Most recently, the top US diplomat for the Asia-Pacific region, Daniel Kritenbrink, visited China last week with a senior National Security Council official to finalize details of Blinken’s trip.

Over the past few days, however, the Biden administration has said it has quietly blunted Chinese efforts to bolster its intelligence gathering and military capabilities around the world, including in Cuba.

Blinken said Monday that when Biden took office in January 2021, U.S. intelligence agencies briefed him “on a number of sensitive efforts by Beijing around the world to expand their overseas logistics, the foreign gathering infrastructure to allow them to project and sustain military power at a great distance.”

“They were looking at a number of sites around the world for this expansion, including facilities for this intelligence gathering in Cuba,” he said.

Although the Chinese already upgraded their facilities in Cuba in 2019, Blinken said Biden determined more needed to be done because Trump administration officials were “not making enough progress on this issue and we needed a more direct approach”.

He did not specify what had been done since, although the Biden administration has moved quickly to expand its diplomatic presence, particularly in the Indian Ocean and Pacific island countries, where it has opened or plans to open. open at least five new embassies over the next year or so.

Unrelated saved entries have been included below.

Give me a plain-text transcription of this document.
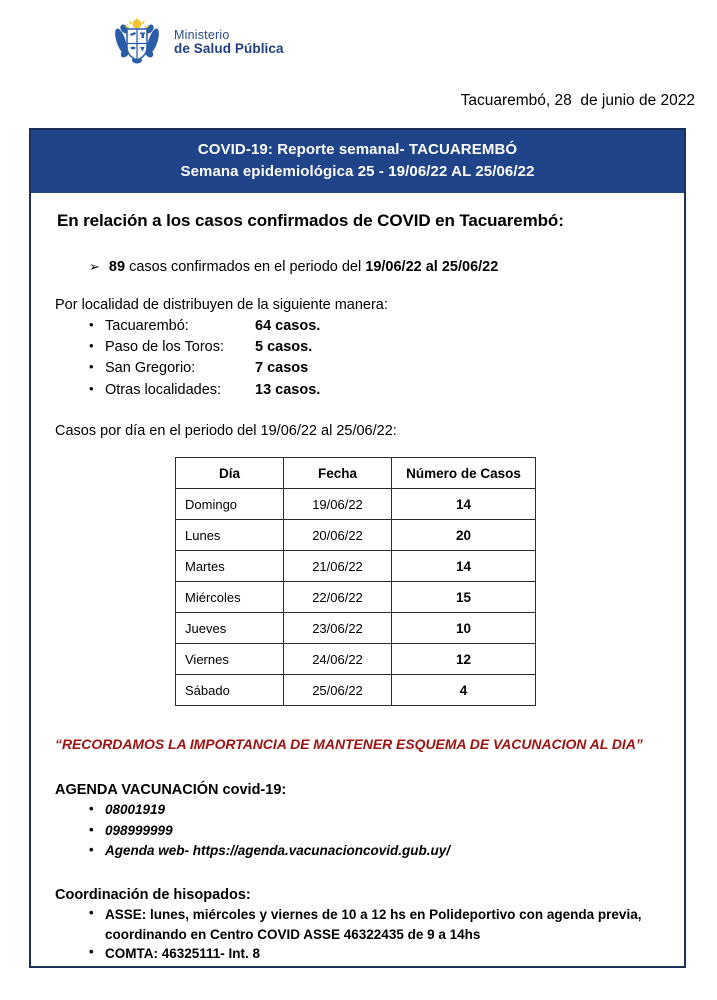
Ministerio
de Salud Pública
Tacuarembó, 28  de junio de 2022
COVID-19: Reporte semanal- TACUAREMBÓ
Semana epidemiológica 25 - 19/06/22 AL 25/06/22
En relación a los casos confirmados de COVID en Tacuarembó:
➢ 89 casos confirmados en el periodo del 19/06/22 al 25/06/22
Por localidad de distribuyen de la siguiente manera:
• Tacuarembó:	64 casos.
• Paso de los Toros:	5 casos.
• San Gregorio:	7 casos
• Otras localidades:	13 casos.
Casos por día en el periodo del 19/06/22 al 25/06/22:
Día	Fecha	Número de Casos
Domingo	19/06/22	14
Lunes	20/06/22	20
Martes	21/06/22	14
Miércoles	22/06/22	15
Jueves	23/06/22	10
Viernes	24/06/22	12
Sábado	25/06/22	4
“RECORDAMOS LA IMPORTANCIA DE MANTENER ESQUEMA DE VACUNACION AL DIA”
AGENDA VACUNACIÓN covid-19:
• 08001919
• 098999999
• Agenda web- https://agenda.vacunacioncovid.gub.uy/
Coordinación de hisopados:
• ASSE: lunes, miércoles y viernes de 10 a 12 hs en Polideportivo con agenda previa, coordinando en Centro COVID ASSE 46322435 de 9 a 14hs
• COMTA: 46325111- Int. 8
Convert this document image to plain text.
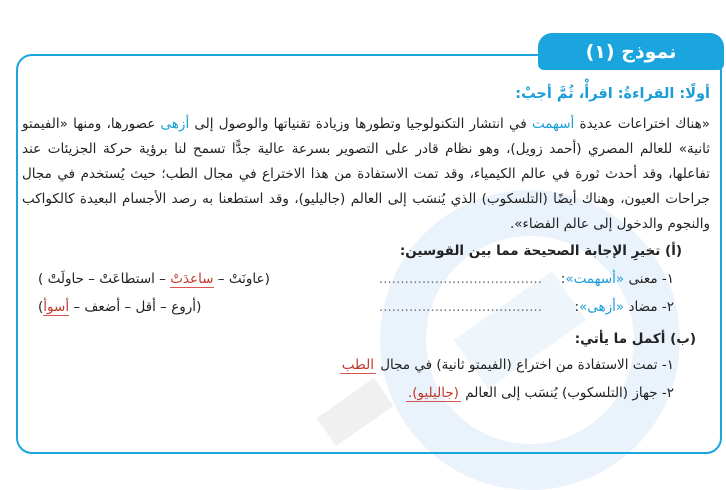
نموذج (١)
أولًا: القراءةُ: اقرأْ، ثُمَّ أجبْ:

«هناك اختراعات عديدة أسهمت في انتشار التكنولوجيا وتطورها وزيادة تقنياتها والوصول إلى أزهى عصورها، ومنها «الفيمتو ثانية» للعالم المصري (أحمد زويل)، وهو نظام قادر على التصوير بسرعة عالية جدًّا تسمح لنا برؤية حركة الجزيئات عند تفاعلها، وقد أحدث ثورة في عالم الكيمياء، وقد تمت الاستفادة من هذا الاختراع في مجال الطب؛ حيث يُستخدم في مجال جراحات العيون، وهناك أيضًا (التلسكوب) الذي يُنسَب إلى العالم (جاليليو)، وقد استطعنا به رصد الأجسام البعيدة كالكواكب والنجوم والدخول إلى عالم الفضاء».

(أ) تخيرِ الإجابة الصحيحة مما بين القوسين:
١- معنى «أسهمت»:
......................................
(عاونَتْ – ساعدَتْ – استطاعَتْ – حاولَتْ )
٢- مضاد «أزهى»:
......................................
(أروع – أقل – أضعف – أسوأ)
(ب) أكمل ما يأتي:
١- تمت الاستفادة من اختراع (الفيمتو ثانية) في مجال الطب
٢- جهاز (التلسكوب) يُنسَب إلى العالم (جاليليو).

“We executed this approach quietly, carefully, but in our opinion, with results,” Blinken said. “We have engaged governments that are considering hosting PRC bases at high levels. We exchanged information with them. Our experts believe that our diplomatic efforts have slowed down this PRC effort.

After his meetings in Beijing, Blinken will travel to London to attend a conference on rebuilding Ukraine on June 21, the State Department said.